The anti-pattern to avoid is the opposite — reading every file up front and embedding one chunk at a time:

# Anti-pattern: materialises the whole estate, one round-trip per chunk
texts = [p.read_text() for p in all_files]
vectors = [embedder.embed([t]) for t in texts]

The shipped zero-config defaults are cloud-backed, so model-heavy work runs on managed APIs out of the box. The opt-in local profile (docling + ollama:qwen2.5 + bge-m3) still supports the air-gapped path with zero network calls, but local models can be the slow part of a large run on commodity hardware. When you are running the local profile, the mitigations below apply, in order of impact:

  1. Parallelise parsing. Raise --jobs to match your cores; parsing is usually the first bottleneck on document-heavy corpora.

  2. Lean on batching. Keep embedding batched (default 64); increase the batch size if you have GPU/CPU headroom.

  3. Skip what you do not need. Use --no-embed to produce a graph-only space (Walk → Relate, no vectors) when you only need structure, and skip enrichment by dropping the Enrich stage when you do not want LLM work:

    Terminal window
    # Graph only — no embedding, fastest path to structure
    indx ./docs --out ./ai-ready --no-embed
    from indx import DirectoryPipeline
    # Drop enrichment to skip all LLM calls
    space = DirectoryPipeline().drop("enrich").run("./docs", "./out")
  4. Lean back on hosted models for the heaviest stages when policy allows — the same cloud backends used by the zero-config defaults. A hosted LLM for Enrich or a hosted embedder benefits from asyncio bounded concurrency and can dramatically cut wall-clock time on large estates. See Enrichment with LLM/VLM and Choosing an embedder.

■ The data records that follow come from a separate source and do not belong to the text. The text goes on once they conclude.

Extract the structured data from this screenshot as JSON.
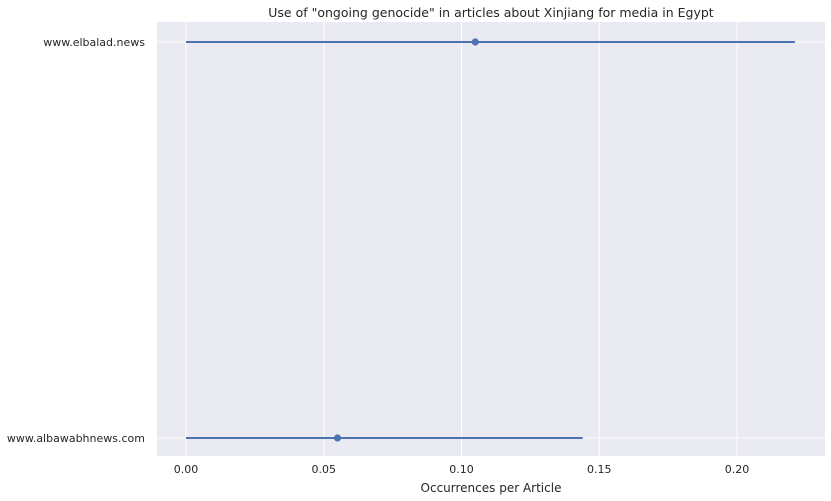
{
  "chart_data": {
    "type": "scatter",
    "subtype": "point-range",
    "title": "Use of \"ongoing genocide\" in articles about Xinjiang for media in Egypt",
    "xlabel": "Occurrences per Article",
    "ylabel": "",
    "xlim": [
      -0.01,
      0.32
    ],
    "xticks": [
      0.0,
      0.05,
      0.1,
      0.15,
      0.2
    ],
    "xtick_labels": [
      "0.00",
      "0.05",
      "0.10",
      "0.15",
      "0.20"
    ],
    "categories": [
      "www.elbalad.news",
      "www.albawabhnews.com"
    ],
    "points": [
      {
        "label": "www.elbalad.news",
        "value": 0.105,
        "low": 0.0,
        "high": 0.221
      },
      {
        "label": "www.albawabhnews.com",
        "value": 0.055,
        "low": 0.0,
        "high": 0.144
      }
    ],
    "grid": true,
    "colors": {
      "background": "#eaeaf2",
      "grid": "#ffffff",
      "series": "#4c72b0"
    }
  }
}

  5. Resume aggressively. Combine --resume with the cache so iterative runs only pay for what changed.

GoalLever
Parse faster--jobs / -j (parse workers)
Embed fasterembed batch size (default 64), --jobs (embed concurrency)
Hide cloud latencyEnrich/embed bounded concurrency (asyncio)
Cheap re-runs--resume (+ --verbose to see hits/misses)
Skip vectors--no-embed (graph-only space)
Skip LLM workdrop the enrich stage
Stay memory-stablestream + batch; let the defaults do their job

For the full flag list see the CLI reference (--jobs, --resume, --no-embed); for keeping runs auditable and byte-stable see Reproducibility.